Actually, it doesn't.  It says be lenient in what you accept, strict
in what you emit.  You accept it ... but you don't have to do
anything with it except preserve it verbatim for whoever wants it.

 > >  > produce a defect report, but then simply converted to Unicode as if it 
 > >  > were Latin-1 (since there is no other knowledge available that could 
 > >  > produce a better conversion).
 > >
 > > No, that is already corruption.  Most clients will assume that string
 > > is valid as a header, because it's valid as a string.
 > 
 > Sure it is corruption.  That's why there is a defect report.  But
 > the conversion technique is appropriate, per the Postel principle.

Actually, I would say you are emitting leniently, in violation of the
Postel principle.  You don't know what the client will do, they may
eat it in a single gulp without looking at it.  Thus you should avoid
converting anything that you don't know what it is (unless
specifically asked to do your best).

 > Again, I mentioned producing a defect report.  That is not passing
 > an error silently.

But if I access that Unicode object without looking at the defect
report, you *will* pass the error silently.  OTOH, if I look at the
defect report, I won't access the Unicode object.

 > It is still raw user input, and should still be checked for proper 
 > syntax by the client,

Nonsense.  The email module had better know a lot more about syntax
than the client.  If it doesn't, whack it with a 2x4 until it learns!

 > produces no defect report.  If you don't want to check proper syntax in 
 > your program inputs, I don't want to use your programs, they will be 
 > insecure.

So you're saying that every program that uses the email module should
reproduce 100% of the functionality of the email module's parser, or
it's insecure.  And you imply that's an excuse for passing corrupt
data to any client that asks for it.

I disagree.

 > So there seem to be two techniques:

Whatever gave you that idea?

 > 2) Store the data, and convert only if the data is accessed.
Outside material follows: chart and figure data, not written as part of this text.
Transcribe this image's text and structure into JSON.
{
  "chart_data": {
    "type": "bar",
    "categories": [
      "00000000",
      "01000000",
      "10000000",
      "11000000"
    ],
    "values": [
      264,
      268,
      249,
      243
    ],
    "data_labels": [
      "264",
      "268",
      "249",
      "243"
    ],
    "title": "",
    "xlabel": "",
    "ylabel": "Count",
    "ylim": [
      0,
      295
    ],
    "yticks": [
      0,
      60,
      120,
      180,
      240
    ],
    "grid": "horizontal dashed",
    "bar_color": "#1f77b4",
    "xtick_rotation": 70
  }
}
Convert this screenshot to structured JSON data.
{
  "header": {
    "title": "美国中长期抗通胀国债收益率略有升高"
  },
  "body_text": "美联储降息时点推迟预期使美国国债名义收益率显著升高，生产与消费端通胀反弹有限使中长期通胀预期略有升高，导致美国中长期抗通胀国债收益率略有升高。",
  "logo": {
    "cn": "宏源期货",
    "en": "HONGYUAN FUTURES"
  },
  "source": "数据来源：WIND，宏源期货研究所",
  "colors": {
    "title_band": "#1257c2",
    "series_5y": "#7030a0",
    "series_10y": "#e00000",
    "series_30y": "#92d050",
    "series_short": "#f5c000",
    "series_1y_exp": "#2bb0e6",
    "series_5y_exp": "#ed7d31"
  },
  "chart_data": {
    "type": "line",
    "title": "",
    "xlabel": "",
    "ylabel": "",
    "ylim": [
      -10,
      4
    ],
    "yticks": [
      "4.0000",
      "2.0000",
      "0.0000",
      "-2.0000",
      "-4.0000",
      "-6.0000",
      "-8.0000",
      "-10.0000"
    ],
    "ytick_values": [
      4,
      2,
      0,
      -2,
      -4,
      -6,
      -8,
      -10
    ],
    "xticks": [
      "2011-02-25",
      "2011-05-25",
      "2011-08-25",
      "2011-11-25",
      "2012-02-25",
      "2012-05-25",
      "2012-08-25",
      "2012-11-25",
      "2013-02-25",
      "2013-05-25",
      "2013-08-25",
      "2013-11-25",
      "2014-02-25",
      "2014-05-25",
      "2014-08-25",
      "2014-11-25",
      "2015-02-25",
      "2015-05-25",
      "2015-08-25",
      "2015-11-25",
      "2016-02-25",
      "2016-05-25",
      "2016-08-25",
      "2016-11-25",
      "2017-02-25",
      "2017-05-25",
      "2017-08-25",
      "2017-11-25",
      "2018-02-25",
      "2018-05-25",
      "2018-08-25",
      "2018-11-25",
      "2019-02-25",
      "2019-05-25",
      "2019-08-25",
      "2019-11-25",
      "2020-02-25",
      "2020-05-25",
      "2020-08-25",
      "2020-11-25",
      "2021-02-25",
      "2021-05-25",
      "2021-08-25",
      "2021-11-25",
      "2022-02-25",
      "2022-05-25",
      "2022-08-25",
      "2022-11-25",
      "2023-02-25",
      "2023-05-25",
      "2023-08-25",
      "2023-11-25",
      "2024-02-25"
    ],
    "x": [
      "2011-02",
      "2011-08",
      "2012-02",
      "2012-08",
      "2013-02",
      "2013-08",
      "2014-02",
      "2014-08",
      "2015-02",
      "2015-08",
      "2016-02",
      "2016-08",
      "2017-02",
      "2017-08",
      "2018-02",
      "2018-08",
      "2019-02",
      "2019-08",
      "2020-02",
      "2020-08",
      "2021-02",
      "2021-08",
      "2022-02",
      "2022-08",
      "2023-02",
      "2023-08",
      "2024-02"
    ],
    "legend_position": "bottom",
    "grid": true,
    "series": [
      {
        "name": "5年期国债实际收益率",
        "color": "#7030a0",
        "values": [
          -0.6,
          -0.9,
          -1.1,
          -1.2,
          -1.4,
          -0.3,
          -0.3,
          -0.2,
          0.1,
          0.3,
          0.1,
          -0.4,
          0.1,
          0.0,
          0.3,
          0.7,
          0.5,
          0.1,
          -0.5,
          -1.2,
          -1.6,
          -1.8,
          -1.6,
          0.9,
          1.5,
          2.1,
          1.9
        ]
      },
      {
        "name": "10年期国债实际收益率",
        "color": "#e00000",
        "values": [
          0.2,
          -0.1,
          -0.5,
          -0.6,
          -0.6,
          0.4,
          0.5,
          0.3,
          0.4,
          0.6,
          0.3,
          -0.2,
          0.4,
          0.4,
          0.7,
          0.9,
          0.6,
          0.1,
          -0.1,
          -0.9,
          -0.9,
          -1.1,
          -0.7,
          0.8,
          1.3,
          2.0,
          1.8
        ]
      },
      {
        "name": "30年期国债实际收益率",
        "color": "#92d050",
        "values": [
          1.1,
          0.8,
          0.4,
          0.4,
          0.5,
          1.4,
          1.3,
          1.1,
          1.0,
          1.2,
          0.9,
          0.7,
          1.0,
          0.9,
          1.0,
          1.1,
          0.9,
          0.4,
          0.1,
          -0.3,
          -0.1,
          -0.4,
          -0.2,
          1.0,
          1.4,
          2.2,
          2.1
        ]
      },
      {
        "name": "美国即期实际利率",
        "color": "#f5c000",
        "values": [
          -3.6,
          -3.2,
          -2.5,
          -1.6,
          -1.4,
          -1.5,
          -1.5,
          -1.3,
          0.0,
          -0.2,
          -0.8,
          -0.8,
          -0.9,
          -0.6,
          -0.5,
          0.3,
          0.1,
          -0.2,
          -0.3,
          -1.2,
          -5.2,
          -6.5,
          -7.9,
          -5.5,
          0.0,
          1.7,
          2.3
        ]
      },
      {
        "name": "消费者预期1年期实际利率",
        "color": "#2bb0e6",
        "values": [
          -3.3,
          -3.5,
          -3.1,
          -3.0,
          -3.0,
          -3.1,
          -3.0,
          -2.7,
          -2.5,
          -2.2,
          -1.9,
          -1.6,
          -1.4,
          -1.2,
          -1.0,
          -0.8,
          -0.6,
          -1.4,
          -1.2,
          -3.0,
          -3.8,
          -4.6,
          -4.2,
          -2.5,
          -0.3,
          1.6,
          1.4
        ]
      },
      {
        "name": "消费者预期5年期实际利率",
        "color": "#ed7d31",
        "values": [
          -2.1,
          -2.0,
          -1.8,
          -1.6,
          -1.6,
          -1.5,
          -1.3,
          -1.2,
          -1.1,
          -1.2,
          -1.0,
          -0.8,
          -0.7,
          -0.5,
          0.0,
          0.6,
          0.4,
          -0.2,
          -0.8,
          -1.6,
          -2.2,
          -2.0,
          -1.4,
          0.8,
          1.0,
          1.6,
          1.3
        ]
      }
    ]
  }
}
 > With technique 2, little effort is required to store the data,
 > create a state variable to indicate whether it has been converted

Why do that?  It's always "False" in technique 2.

 > and parsed, or not, and then IF (and only IF) the data is accessed,
 > the conversion and parsing must be done on the first access, and
 > instead of creating and storing metainformation about the errors,
 > they could just be raised.

No, they cannot just be raised.  If you just raise the error, then the
next time you try to access unparsed data, you'll hit the error
again.  If you use the same handler you did before, you're in an
infloop.  So you need a second handler to do things differently this
time or a flag ... but it's unclear to me that that flag can be a
boolean.  So you may as well store the defect list and information
about where to restart.

 > So the Pythonic way, AFAIU, is that errors are returned out-of-band
 > via raised exceptions.

Sure.  But what you're missing is that "Neither rain, nor snow, nor
dark of night may stop the Parser on her appointed rounds."  It is not
easy to write parsers, but I'll tell you one thing: it's orders of
magnitude harder to write a parser that starts in the middle and works
outward, than one that starts at the beginning and works forward to
the end.

So it's OK to write a lazy parser, but it must retain enough state so
that it can work forward until the end.  Because you don't know that
the client will not request the last character of the message, you
need to be able to try to get it, no matter what happened to the first
10GB of the message.  And if an exception occurs, it must be handled
by the parser itself; if not, you put the poor thing in the position
of starting over at the beginning (that way lies the madness of
infloops), or trying to start a parse in the middle and work out.